Yeah, I've looked in the Logstash log and can't see anything obviously wrong with these particular entries. I don't know whether its relevant but whilst I'm using Filebeat 5.2.2 I am using an old version of the Elasticsearch stack with Logstash, Elasticsearch and Kibana at version 5.0.2

Also I'm a little confused about the output of the messages that are matching properly; If you look at my match filter I've tried to break the data up into TID, PID and Component fields - this does work but I'm still getting the entire line in the message field too - is that normal? JSON example of a message below:

{
  "_index": "filebeat-2017",
  "_type": "winupdatelog",
  "_id": "AVrsydmn3xn1BxItwUTA",
  "_score": null,
  "_source": {
    "offset": 1266943,
    "input_type": "log",
    "PID": "3592",
    "source": "C:\\Windows\\Windowsupdate.log",
    "message": [
      "2017-03-20\t13:22:15:152\t3592\t1764\tCOMAPI\t>>--  RESUMED  -- COMAPI: Search [ClientId = Windows Defender]",
      ">>--  RESUMED  -- COMAPI: Search [ClientId = Windows"
    ],
    "type": "winupdatelog",
    "TID": "1764",
    "tags": [
      "beats_input_codec_plain_applied"
    ],
    "component": "COMAPI",
    "received_from": "%{@source_host}",
    "@timestamp": "2017-03-20T13:22:15.152Z",
    "received_at": "2017-03-20T17:35:29.540Z",
    "@version": "1",
    "beat": {
      "hostname": "LAPTOP01",
      "name": "LAPTOP01",
      "version": "5.2.2"
    },
    "host": "LAPTOP01",
    "timestamp": "2017-03-20\t13:22:15:152"
  },
  "fields": {
    "@timestamp": [
      1490016135152
    ]
  },
  "sort": [
    1490016135152
  ]
}

Also I'm a little confused about the output of the messages that are matching properly; If you look at my match filter I've tried to break the data up into TID, PID and Component fields - this does work but I'm still getting the entire line in the message field too - is that normal?

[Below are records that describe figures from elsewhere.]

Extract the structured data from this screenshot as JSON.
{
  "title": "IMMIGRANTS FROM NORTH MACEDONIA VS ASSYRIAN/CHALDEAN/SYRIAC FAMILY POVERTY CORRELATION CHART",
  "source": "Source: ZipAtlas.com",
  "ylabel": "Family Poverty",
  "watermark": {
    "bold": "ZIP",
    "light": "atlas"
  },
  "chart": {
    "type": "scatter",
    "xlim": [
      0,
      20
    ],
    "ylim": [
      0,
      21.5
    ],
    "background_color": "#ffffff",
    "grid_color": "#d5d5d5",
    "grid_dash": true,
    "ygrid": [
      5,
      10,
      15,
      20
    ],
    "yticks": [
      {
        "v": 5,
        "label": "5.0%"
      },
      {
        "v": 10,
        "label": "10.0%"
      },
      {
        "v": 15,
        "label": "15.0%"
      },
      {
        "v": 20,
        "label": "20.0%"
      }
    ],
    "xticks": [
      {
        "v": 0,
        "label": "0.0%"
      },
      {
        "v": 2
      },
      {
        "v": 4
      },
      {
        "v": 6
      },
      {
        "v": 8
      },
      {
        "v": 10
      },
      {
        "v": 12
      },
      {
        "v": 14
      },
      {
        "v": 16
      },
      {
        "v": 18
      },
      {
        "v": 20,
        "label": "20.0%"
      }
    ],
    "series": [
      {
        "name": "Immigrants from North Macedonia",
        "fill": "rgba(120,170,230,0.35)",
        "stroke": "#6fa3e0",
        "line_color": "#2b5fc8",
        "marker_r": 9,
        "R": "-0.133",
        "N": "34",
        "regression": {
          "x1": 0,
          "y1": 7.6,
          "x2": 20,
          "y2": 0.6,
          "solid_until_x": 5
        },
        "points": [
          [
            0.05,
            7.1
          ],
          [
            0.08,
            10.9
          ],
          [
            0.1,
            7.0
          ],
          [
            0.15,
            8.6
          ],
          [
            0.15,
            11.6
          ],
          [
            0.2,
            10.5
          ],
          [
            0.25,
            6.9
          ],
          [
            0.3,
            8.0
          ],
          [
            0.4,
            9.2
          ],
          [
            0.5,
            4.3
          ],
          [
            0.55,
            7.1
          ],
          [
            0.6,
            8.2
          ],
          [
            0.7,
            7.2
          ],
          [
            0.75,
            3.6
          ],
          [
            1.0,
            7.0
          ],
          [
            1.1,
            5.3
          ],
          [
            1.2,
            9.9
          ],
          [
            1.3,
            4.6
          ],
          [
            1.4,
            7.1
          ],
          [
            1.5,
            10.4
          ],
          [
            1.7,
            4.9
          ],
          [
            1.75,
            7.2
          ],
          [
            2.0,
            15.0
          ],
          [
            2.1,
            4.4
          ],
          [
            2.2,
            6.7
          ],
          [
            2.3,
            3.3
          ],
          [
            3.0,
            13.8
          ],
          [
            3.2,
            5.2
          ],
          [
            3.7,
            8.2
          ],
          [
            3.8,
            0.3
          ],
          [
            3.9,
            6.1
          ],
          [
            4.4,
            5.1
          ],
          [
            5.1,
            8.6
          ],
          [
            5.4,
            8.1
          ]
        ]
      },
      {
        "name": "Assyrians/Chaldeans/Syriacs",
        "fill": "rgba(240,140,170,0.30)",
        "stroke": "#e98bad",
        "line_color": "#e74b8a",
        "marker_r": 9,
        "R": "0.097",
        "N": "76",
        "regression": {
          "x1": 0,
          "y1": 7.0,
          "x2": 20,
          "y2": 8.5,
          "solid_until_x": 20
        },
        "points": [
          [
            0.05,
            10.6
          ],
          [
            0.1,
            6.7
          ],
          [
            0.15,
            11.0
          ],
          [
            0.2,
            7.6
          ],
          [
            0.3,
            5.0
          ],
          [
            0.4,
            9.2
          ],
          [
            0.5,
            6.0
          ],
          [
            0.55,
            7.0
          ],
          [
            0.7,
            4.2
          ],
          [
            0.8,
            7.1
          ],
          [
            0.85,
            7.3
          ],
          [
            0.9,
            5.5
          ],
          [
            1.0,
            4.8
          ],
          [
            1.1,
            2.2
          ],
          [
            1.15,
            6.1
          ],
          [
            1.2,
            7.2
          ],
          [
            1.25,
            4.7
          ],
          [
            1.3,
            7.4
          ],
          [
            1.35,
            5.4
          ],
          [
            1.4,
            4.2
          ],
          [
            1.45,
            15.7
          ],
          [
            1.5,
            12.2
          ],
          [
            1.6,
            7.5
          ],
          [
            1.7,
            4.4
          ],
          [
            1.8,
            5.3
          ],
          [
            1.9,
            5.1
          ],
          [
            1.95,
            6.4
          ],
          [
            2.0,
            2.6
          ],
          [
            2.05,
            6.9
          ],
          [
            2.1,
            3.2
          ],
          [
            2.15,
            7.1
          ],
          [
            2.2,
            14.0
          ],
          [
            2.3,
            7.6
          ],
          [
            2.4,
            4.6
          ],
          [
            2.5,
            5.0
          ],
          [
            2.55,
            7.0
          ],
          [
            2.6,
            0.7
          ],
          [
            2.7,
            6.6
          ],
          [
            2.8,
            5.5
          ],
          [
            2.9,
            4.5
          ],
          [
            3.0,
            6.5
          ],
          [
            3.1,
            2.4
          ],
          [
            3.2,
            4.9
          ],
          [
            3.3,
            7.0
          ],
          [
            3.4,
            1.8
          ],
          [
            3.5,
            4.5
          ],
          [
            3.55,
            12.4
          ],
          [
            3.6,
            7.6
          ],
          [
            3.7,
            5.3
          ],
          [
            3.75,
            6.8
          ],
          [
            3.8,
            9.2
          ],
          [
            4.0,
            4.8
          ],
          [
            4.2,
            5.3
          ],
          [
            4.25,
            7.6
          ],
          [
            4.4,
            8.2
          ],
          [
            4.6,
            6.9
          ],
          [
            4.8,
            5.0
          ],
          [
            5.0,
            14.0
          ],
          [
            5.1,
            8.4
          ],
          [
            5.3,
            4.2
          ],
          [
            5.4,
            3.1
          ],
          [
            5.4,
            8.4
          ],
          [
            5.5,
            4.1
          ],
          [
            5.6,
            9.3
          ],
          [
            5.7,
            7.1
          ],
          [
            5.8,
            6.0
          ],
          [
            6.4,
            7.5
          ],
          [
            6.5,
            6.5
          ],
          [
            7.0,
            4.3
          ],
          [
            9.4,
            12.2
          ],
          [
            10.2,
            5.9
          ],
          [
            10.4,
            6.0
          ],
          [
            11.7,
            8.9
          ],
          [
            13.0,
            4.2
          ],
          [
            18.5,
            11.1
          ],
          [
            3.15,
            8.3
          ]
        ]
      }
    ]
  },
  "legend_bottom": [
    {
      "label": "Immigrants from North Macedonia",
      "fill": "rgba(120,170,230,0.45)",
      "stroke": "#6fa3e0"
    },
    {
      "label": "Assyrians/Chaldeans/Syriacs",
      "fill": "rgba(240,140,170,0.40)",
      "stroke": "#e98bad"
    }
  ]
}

Yes. Unless specifically configured to do otherwise a grok filter doesn't touch the field is parses.

Thanks for your help in all this, if I can figure out why those why I'm getting a parse error with those messages I'll post back.

This topic was automatically closed 28 days after the last reply. New replies are no longer allowed.